Objective

This cookbook aims to minimise hallucinations in a typical RAG workflows by carefully assessing and refining key components of the RAG pipeline. The goal is to discover the optimal setting which will yield accurate and context-grounded responses by using Future AGI’s evaluation suite. Using a structured benchmark dataset composed of user questions, retrieved context passages, and model-generated answers, we assess how well different RAG setup utilise provided information to minimise factual inconsistencies.

This includes tuning three core aspects of a RAG pipeline: chunking strategies, retrieval strategies, and chain strategies. And then assessing every single unique combination for its effect on hallucination rates. Ultimately, it aims at a quantitative method to select RAG configurations whose contextual relevance and factual alignment is optimal, contributing to the overall trustworthiness of outcomes from the RAG application.


About The Dataset

We use here a benchmark dataset for the evaluation of the response alignment for RAG workflows. This allows to measure how models use retrieved context to generate relevant responses. The dataset contains the following columns:

  • question: The user query that was asked to the language model.
  • context: The retrieved text provided to the model to help answer the query.
  • answer: The response generated by the model using the given context and question.

Methodology

To systematically reduce hallucinations in RAG workflows, this cookbook adopts a structured evaluation pipeline driven by Future AGI’s automated instrumentation framework. The methodology is centered around three phases: configuration-driven RAG setup, model response generation, and automated evaluation of factual alignment and context adherence.

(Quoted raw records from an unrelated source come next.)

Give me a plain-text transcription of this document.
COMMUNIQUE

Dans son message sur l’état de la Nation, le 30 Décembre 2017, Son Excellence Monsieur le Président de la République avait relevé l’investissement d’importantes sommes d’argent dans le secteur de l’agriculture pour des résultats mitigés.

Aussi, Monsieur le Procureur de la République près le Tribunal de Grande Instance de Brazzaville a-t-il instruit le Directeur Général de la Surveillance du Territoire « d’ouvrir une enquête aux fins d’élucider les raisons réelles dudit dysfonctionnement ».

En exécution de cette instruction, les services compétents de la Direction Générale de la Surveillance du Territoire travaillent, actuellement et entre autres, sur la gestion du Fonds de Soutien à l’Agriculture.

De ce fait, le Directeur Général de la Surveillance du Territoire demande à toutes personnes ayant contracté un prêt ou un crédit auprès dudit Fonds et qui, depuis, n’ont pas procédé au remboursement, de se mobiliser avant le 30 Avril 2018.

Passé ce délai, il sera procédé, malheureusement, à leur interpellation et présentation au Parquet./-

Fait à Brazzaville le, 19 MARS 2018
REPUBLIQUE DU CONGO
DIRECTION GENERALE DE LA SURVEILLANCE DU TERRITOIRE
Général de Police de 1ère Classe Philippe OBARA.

  • Configuration-Driven RAG Setup: The RAG system is parameterised in a configuration file which enables reproducible experimentation for different strategies. These key components include:
    • Chunking Strategy: The input document are chunked using either RecursiveCharacterTextSplitter or CharacterTextSplitter.
    • Retrieval Strategy: Using FAISS-based vector stores to perform document retrieval via either similarity or mmr (Maximal Marginal Relevance) search modes
    • Chain Strategy: Feed retrieved documents+input queries into a LangChain-based chain (stuff, map_reduce, refine or map_rerank) to get final responses via OpenAI’s GPT-4o-mini.
  • Instrumentation: The evaluation from Future AGI is provided through the fi_instrumentation SDK. This setup allows evaluation in real-time across the following metrics:
    • Groundedness: Evaluates whether a response is firmly based on the provided context. (Learn more)
    • Context Adherence: Evaluates how well responses stays within the provided context (Learn more)
    • Context Retrieval Quality: Evaluates the quality of the context retrieved for generating a response. (Learn more)

Click here to learn how to setup trace provider in Future AGI

  • Automated Evaluation Execution: A predefined set of queries is executed against each RAG configuration. For each query:
    • The RAG pipeline generates a response based on the configured setup.
    • Evaluation spans are automatically captured and sent to Future AGI.
    • Scores for groundedness, context adherence, and retrieval quality are logged and analysed.

Experimentation

1. Importing Required Libraries

import os
import csv
import yaml
import argparse
import traceback

from langchain_openai import ChatOpenAI
from langchain_core.prompts import PromptTemplate
from langchain_core.output_parsers import StrOutputParser
from langchain_community.document_loaders.csv_loader import CSVLoader
from langchain_community.vectorstores import FAISS
from langchain_openai import OpenAIEmbeddings
from langchain.text_splitter import (
    CharacterTextSplitter,
    RecursiveCharacterTextSplitter
)
from langchain.chains import RetrievalQA
from traceai_langchain import LangChainInstrumentor
from fi_instrumentation import register
from fi_instrumentation.fi_types import (
    EvalName,
    EvalSpanKind,
    EvalTag,
    EvalTagType,
    ProjectType
)

2. Configuration Loading

Loads settings from a YAML configuration file. These parameters control document loading, chunking strategies, retrieval logic, and model details.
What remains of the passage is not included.